В январе 1738 года на Десне появился человек, назвавшийся царем Алексеем Петровичем. Его поддержали солдаты. В церкви был устроен молебен, собравший толпы людей. В конце концов, самозванца схватили и вместе со священником, служившим молебен, посадили на кол.
«Высочайшие манифесты превратились в афиши непристойного самовосхваления и в травлю русской знати перед народом, — писал В.О. Ключевский. — Казнями и крепостями изводили самых видных русских вельмож — Голицыных и целое гнездо Долгоруких. Тайная розыскная канцелярия, возродившаяся из закрытого при Петре II Преображенского приказа, работала без устали, доносами и пытками поддерживая должное уважение к предержащей власти и охраняя ее безопасность; шпионство стало наиболее поощряемым государственным служением…
Ссылали массами, и ссылка получила утонченно-жестокую разработку… Зачастую ссылали без всякой записи в надлежащем месте и с переменою имен ссыльных, не сообщая о том даже Тайной канцелярии: человек пропадал без вести»…
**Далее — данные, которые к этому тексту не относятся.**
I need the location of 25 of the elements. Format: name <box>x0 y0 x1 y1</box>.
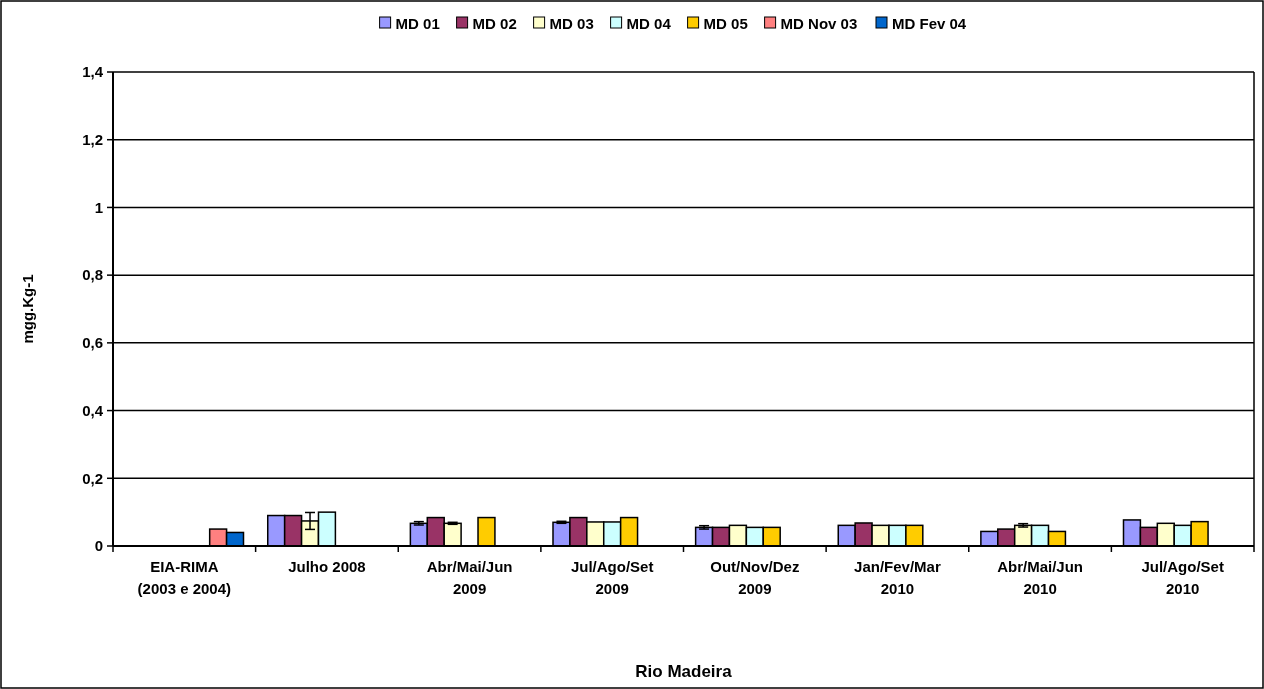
y-tick-label: 0 <box>94 537 103 555</box>
legend-label: MD 01 <box>395 15 440 33</box>
legend-label: MD 04 <box>626 15 672 33</box>
x-tick-label: Abr/Mai/Jun 2009 <box>426 558 513 597</box>
x-tick-label: EIA-RIMA (2003 e 2004) <box>137 558 232 597</box>
y-tick-label: 1,2 <box>82 130 103 148</box>
y-tick-label: 0,6 <box>82 334 103 352</box>
legend-label: MD Fev 04 <box>892 15 967 33</box>
y-tick-label: 1,4 <box>82 63 104 81</box>
x-tick-label: Julho 2008 <box>288 558 366 575</box>
x-tick-label: Jul/Ago/Set 2010 <box>1141 558 1224 597</box>
legend-label: MD 02 <box>472 15 517 33</box>
x-axis-title: Rio Madeira <box>635 662 733 681</box>
x-tick-label: Abr/Mai/Jun 2010 <box>997 558 1083 597</box>
y-axis-title: mgg.Kg-1 <box>19 274 36 344</box>
legend-label: MD Nov 03 <box>780 15 858 33</box>
x-tick-label: Jul/Ago/Set 2009 <box>570 558 654 597</box>
legend-label: MD 05 <box>703 15 748 33</box>
y-tick-label: 0,2 <box>82 469 103 487</box>
y-tick-label: 0,8 <box>82 266 103 284</box>
y-tick-label: 1 <box>94 198 103 216</box>
x-tick-label: Jan/Fev/Mar 2010 <box>854 558 941 597</box>
legend-label: MD 03 <box>549 15 594 33</box>
x-tick-label: Out/Nov/Dez 2009 <box>710 558 800 597</box>
y-tick-label: 0,4 <box>82 401 104 419</box>
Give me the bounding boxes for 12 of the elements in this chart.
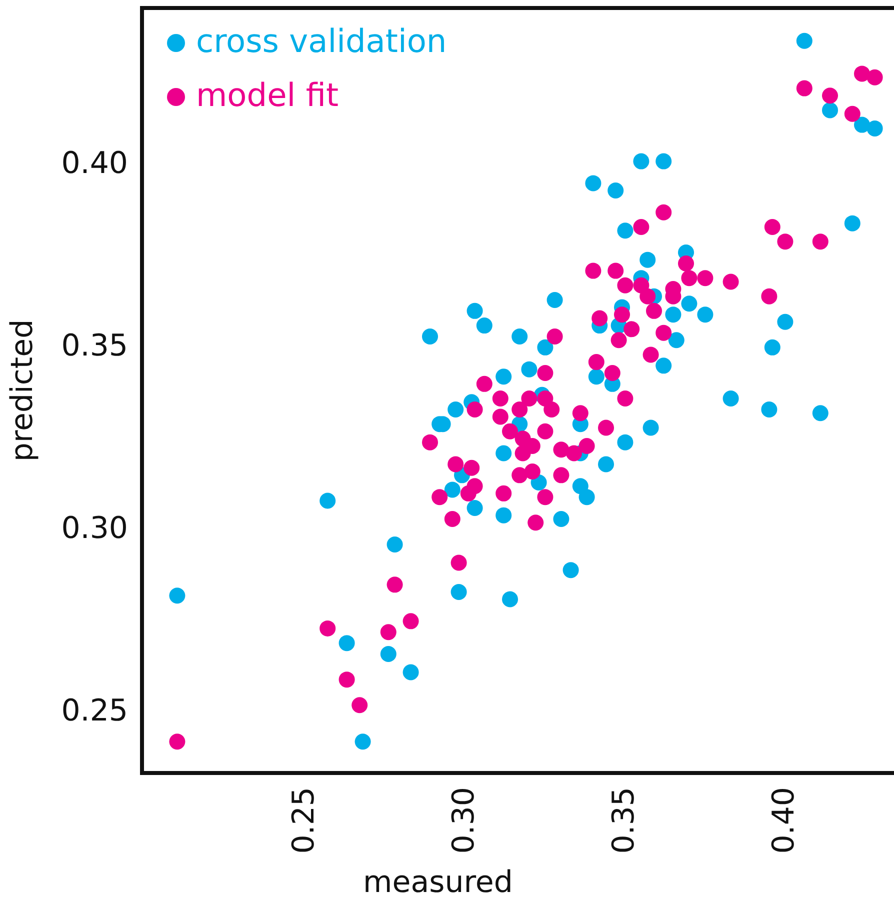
y-tick-label: 0.35: [61, 328, 128, 364]
x-tick-label: 0.30: [446, 787, 482, 854]
x-tick-label: 0.40: [766, 787, 802, 854]
y-tick-label: 0.25: [61, 694, 128, 729]
x-tick-label: 0.35: [606, 787, 642, 854]
y-tick-label: 0.30: [61, 511, 128, 546]
y-tick-label: 0.40: [61, 146, 128, 182]
x-tick-label: 0.25: [286, 787, 322, 854]
legend-label: model fit: [196, 76, 339, 114]
x-axis-title: measured: [363, 865, 513, 900]
legend-label: cross validation: [196, 22, 447, 60]
y-axis-title: predicted: [5, 319, 40, 462]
Еще в 1731 году Анна Иоанновна, едва вступив на престол, издала указ, по которому российский трон утверждался за будущим ребенком ее племянницы Анны Леопольдовны, которой в то время было всего 13 лет.
Анна Леопольдовна в замужестве за герцогом Брауншвейгским Антоном Ульрихом родила в 1740 году сына, и двухмесячный младенец Иоанн Антонович, как и обещала Анна Иоанновна, был объявлен императором.
В этом же году, 5 октября, во время обеда Анна Иоанновна упала в обморок с сильною рвотою…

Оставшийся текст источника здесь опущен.